Eine Aufgabe der bisherigen Restriktionen für die Stammzellenforschung muss natürlich keineswegs bedeuten, dass man in einem zugegebenermaßen sehr sensiblen Forschungsfeld nun einfach „alles erlaubt“ wird. Strenge Kontrollmechanismen könnten gewährleisten, dass nur an medizinisch wirklich sinnvollen Projekten und im Bewusstsein der besonderen Verantwortung, die in ethischen Grenzbereichen immer besteht, geforscht wird.
Da ich mich an dem Internet-Selbsthilfe-Forum „klein-putz.net“ für ungewollt Kinderlose beteilige, werde ich mein Schreiben an Sie in anonymisierter Form zusammen mit Ihrer etwaigen Antwort dort einstellen. Die entsprechende Blogseite finden Sie unter:
http://www.klein-putz.net/forum/viewtop ... 43#2242643. Aufgrund meiner schlechten Erfahrungen, die ich beim Umgang der Öffentlichkeit mit infertilen Männern gemacht habe, möchte ich Sie bitten, meinen Namen in Zusammenhang mit meinem Ihnen vorgetragenen Anliegen nicht publik zu machen.

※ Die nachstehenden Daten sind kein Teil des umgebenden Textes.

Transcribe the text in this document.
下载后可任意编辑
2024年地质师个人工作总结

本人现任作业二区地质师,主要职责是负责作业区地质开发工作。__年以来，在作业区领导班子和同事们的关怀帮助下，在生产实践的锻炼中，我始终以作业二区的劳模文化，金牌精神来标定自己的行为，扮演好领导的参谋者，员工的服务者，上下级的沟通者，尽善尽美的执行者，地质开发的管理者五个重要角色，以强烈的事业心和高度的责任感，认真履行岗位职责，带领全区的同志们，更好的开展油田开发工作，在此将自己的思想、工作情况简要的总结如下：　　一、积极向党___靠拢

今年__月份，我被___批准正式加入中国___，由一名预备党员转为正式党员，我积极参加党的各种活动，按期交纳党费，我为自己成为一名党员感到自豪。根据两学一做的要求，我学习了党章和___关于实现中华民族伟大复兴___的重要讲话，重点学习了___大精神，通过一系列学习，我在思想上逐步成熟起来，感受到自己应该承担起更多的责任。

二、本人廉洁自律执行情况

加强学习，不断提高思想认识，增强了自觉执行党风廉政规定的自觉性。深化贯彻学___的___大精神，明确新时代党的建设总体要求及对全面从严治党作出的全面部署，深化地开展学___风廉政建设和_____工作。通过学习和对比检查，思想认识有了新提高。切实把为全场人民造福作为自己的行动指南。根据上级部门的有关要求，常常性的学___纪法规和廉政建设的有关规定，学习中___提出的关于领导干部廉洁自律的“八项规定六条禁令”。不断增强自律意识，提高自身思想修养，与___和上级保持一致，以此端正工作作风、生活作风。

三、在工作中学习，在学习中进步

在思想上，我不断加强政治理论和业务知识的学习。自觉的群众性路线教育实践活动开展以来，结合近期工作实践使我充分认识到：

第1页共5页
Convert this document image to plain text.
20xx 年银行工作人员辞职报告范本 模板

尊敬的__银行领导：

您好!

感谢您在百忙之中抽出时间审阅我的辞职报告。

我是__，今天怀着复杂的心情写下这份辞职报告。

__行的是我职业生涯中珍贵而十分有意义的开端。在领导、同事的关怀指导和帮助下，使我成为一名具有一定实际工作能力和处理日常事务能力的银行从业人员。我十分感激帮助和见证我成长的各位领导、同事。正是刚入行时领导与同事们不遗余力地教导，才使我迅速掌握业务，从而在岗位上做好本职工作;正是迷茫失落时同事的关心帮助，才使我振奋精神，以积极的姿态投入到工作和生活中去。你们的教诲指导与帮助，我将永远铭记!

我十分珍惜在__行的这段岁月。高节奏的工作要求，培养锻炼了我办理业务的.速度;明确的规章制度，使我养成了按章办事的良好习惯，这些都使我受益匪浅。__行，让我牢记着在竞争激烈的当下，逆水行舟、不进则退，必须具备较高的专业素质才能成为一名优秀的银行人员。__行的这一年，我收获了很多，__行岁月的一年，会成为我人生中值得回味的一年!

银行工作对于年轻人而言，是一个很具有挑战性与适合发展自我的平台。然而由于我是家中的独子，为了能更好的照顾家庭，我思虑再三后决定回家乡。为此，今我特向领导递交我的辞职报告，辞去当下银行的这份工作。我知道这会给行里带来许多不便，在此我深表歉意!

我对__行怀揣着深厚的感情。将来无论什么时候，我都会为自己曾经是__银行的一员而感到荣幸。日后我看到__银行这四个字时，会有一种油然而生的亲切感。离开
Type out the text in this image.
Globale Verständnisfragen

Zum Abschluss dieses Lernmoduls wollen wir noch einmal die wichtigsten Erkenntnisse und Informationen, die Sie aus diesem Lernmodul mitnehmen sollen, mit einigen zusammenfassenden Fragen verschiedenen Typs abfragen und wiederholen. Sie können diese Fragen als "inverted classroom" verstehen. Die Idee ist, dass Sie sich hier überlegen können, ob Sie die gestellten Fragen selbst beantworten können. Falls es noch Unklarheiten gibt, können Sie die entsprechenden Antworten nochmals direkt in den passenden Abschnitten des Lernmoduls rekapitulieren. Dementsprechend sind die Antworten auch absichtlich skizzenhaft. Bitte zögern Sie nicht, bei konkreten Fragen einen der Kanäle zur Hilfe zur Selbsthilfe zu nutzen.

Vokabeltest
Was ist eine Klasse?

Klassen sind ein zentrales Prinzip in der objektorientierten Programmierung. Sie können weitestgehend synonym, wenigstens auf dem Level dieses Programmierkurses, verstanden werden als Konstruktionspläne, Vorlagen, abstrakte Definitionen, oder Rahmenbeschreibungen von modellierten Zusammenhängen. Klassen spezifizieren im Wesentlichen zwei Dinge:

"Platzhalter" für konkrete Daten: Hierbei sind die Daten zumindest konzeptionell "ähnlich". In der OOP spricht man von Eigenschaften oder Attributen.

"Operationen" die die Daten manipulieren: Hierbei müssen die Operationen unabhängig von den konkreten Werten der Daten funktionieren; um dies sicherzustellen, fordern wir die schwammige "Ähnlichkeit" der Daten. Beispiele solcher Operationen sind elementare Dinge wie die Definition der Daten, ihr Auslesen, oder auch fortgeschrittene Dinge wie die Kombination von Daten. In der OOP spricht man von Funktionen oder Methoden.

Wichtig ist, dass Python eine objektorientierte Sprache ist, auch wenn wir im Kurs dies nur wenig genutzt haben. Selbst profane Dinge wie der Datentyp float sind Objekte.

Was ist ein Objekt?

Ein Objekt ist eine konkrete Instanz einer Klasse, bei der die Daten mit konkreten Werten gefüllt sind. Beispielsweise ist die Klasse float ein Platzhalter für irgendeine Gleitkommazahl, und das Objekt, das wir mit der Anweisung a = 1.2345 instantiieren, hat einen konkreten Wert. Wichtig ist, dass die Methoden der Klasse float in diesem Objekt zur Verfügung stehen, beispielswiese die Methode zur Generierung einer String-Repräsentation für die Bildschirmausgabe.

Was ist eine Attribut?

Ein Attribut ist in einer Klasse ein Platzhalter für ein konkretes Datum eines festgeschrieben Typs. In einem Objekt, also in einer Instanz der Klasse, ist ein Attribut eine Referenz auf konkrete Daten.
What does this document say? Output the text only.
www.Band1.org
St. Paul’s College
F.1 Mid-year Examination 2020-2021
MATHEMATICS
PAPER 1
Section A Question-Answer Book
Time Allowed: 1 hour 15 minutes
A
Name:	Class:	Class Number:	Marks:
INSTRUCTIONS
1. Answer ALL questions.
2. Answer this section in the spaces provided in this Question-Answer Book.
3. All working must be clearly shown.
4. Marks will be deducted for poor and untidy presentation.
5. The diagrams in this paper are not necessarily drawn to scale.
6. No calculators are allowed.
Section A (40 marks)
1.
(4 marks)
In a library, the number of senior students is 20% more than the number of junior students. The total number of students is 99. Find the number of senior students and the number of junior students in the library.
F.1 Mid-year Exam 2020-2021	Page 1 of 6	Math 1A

Es würde mich freuen, wenn ich Sie mit der Darstellung meines persönlichen Falles auch dazu anregen könnte, einmal die Haltung der Grünen zu Fragen des Umgangs mit ungewollter Kinderlosigkeit zu überdenken. Das Forum „klein-putz.net“ hat zusammen mit dem Selbsthilfegruppen-Dachverband „Wunschkind e.V.“ vor der letzten Bundestagswahl einen Forderungskatalog erarbeitet, den Sie unter folgendem Link einsehen können:
http://www.klein-putz.net/forum/info.php?artikel=82
Leider fiel die Antwort der Fraktion Bündnis 90/Die Grünen auf diese Forderungen 2005 sehr enttäuschend aus. So erfreulich ich es empfinde, dass die Grünen sich für den konsequenten Schutz vor Umweltgiften, die auch die Fertilität beeinflussen können, einsetzen, so befremdlich ist es für mich, dass die Reproduktionsmedizin von den Grünen weiterhin beargwöhnt wird, obgleich erwiesenermaßen nun einmal viele Fälle von gravierenden Fertilitätsstörungen allein mit Alternativmedizin nicht zu beheben sind. Auch tragen die Grünen mit ihrer Haltung mit dazu bei, dass Fruchtbarkeitsstörungen in unserer Gesellschaft weiterhin ein Tabuthema bleiben, obgleich mittlerweile ca. ein Fünftel aller Paare sich mit derartigen Problemen bei ihrer Familienplanung auseinandersetzen muss. Wegen vieler bestehender Vorurteile, die auch mit der Fundamentalkritik an der Reproduktionsmedizin zusammen hängen, trauen sich leider die meisten Betroffenen nicht, mit ihrer Gesundheitsstörung offen umzugehen.